Significance. If the reported gains prove robust to hyperparameter matching and statistical controls, the work would demonstrate a practical way to combine KAN precision with MLP noise tolerance in real-world sensor data, potentially guiding hybrid designs for other noisy, high-dimensional tasks in wearable sensing.

major comments (2)
  1. [Abstract] Abstract: the central claim of a 5.33% average macro-F1 relative improvement is presented without per-dataset breakdowns, error bars, or statistical significance tests, which is load-bearing for the assertion that the specific KAN-MLP placement and LarctanKAN choice are the causal drivers rather than incidental factors.
  2. [Abstract] Abstract: the description of systematic architecture exploration does not reference ablation tables or controls that isolate the effect of KAN input embedding plus LarctanKAN classifier from differences in hyperparameter search budget or search space applied to the pure-MLP baselines.
minor comments (1)
  1. [Abstract] Abstract: the phrase "compared pure-MLP model" is missing the preposition "to".

Simulated Author's Rebuttal

2 responses · 0 unresolved

We thank the referee for the constructive feedback on the abstract. We address each comment below and will revise the manuscript to strengthen the presentation of results and controls.

read point-by-point responses
  1. Referee: [Abstract] Abstract: the central claim of a 5.33% average macro-F1 relative improvement is presented without per-dataset breakdowns, error bars, or statistical significance tests, which is load-bearing for the assertion that the specific KAN-MLP placement and LarctanKAN choice are the causal drivers rather than incidental factors.

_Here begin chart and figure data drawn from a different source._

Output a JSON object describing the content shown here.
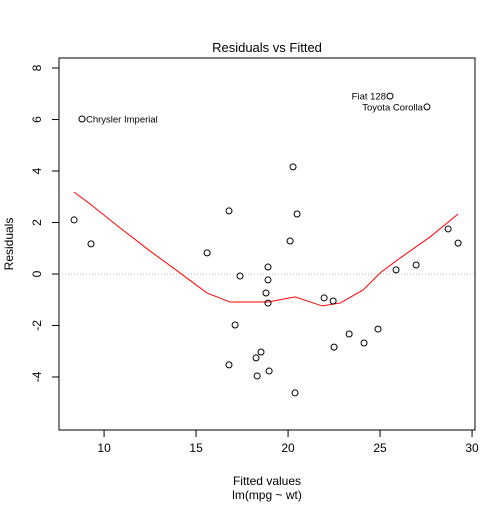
{
  "chart_data": {
    "type": "scatter",
    "title": "Residuals vs Fitted",
    "subtitle": "lm(mpg ~ wt)",
    "x_label": "Fitted values",
    "y_label": "Residuals",
    "x": [
      8.37,
      9.29,
      8.8,
      15.6,
      16.79,
      16.79,
      17.12,
      17.39,
      18.26,
      18.32,
      18.53,
      18.8,
      18.91,
      18.91,
      18.91,
      18.97,
      20.11,
      20.27,
      20.38,
      20.49,
      21.96,
      22.45,
      22.5,
      23.32,
      24.13,
      24.89,
      25.54,
      25.87,
      26.96,
      27.55,
      28.7,
      29.24
    ],
    "series": [
      {
        "color": "#000000",
        "values": [
          2.1,
          1.17,
          6.02,
          0.82,
          2.45,
          -3.53,
          -1.98,
          -0.08,
          -3.26,
          -3.96,
          -3.03,
          -0.74,
          0.27,
          -0.23,
          -1.13,
          -3.77,
          1.28,
          4.16,
          -4.62,
          2.33,
          -0.93,
          -1.05,
          -2.84,
          -2.33,
          -2.68,
          -2.14,
          6.91,
          0.16,
          0.35,
          6.49,
          1.75,
          1.2
        ]
      }
    ],
    "point_labels": [
      null,
      null,
      "Chrysler Imperial",
      null,
      null,
      null,
      null,
      null,
      null,
      null,
      null,
      null,
      null,
      null,
      null,
      null,
      null,
      null,
      null,
      null,
      null,
      null,
      null,
      null,
      null,
      null,
      "Fiat 128",
      null,
      null,
      "Toyota Corolla",
      null,
      null
    ],
    "smooth": {
      "color": "#ff0000",
      "x": [
        8.37,
        9.24,
        10.87,
        12.5,
        14.13,
        15.6,
        16.85,
        18.91,
        20.38,
        21.85,
        22.83,
        24.08,
        25.0,
        26.09,
        27.72,
        29.24
      ],
      "y": [
        3.18,
        2.72,
        1.79,
        0.89,
        0.04,
        -0.74,
        -1.09,
        -1.09,
        -0.89,
        -1.24,
        -1.13,
        -0.62,
        0.04,
        0.62,
        1.44,
        2.33
      ]
    },
    "hline": 0,
    "xlim": [
      7.55,
      30.16
    ],
    "ylim": [
      -6.06,
      8.39
    ],
    "xticks": [
      10,
      15,
      20,
      25,
      30
    ],
    "yticks": [
      -4,
      -2,
      0,
      2,
      4,
      6,
      8
    ]
  }
}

    Authors: The manuscript reports per-dataset macro-F1 scores, standard deviations across five random seeds, and paired statistical tests in the results section and supplementary tables. The abstract summarizes the average gain as the primary finding. We will revise the abstract to note the consistency of gains and statistical support, e.g., by adding a parenthetical reference to the detailed tables. revision: yes

  2. Referee: [Abstract] Abstract: the description of systematic architecture exploration does not reference ablation tables or controls that isolate the effect of KAN input embedding plus LarctanKAN classifier from differences in hyperparameter search budget or search space applied to the pure-MLP baselines.

    Authors: The full manuscript includes ablation studies that apply identical hyperparameter search budgets and spaces to all model variants. We will revise the abstract to explicitly reference these controlled ablations. revision: yes

Circularity Check

0 steps flagged

No circularity: empirical performance comparison on public datasets

full rationale

The paper conducts an empirical investigation of KAN placements in HAR models, reporting macro F1 improvements on eight public datasets without any derivation chain, equations, or self-citations that reduce claims to inputs by construction. The central result is a set of experimental comparisons whose validity rests on dataset benchmarks and baselines rather than tautological definitions or fitted-parameter renamings. No load-bearing self-citation or ansatz smuggling is present.

Axiom & Free-Parameter Ledger

0 free parameters · 1 axioms · 1 invented entities

The paper rests on standard assumptions about neural network training and the relative noise tolerance of KAN versus MLP layers; the only invented component is the LarctanKAN module whose independent evidence is limited to the reported performance numbers.

axioms (1)
  • domain assumption KANs excel on clean low-dimensional data but degrade on noisy real-world sensor streams while MLPs are more robust and efficient
    Explicitly stated in the opening sentences of the abstract as the motivation for hybrid design.
invented entities (1)
  • LarctanKAN module no independent evidence
    purpose: Specialized final classification layer that combines KAN precision with activity-label output
    Introduced as a custom component in the hybrid architecture; no external validation or theoretical derivation supplied beyond the empirical gains.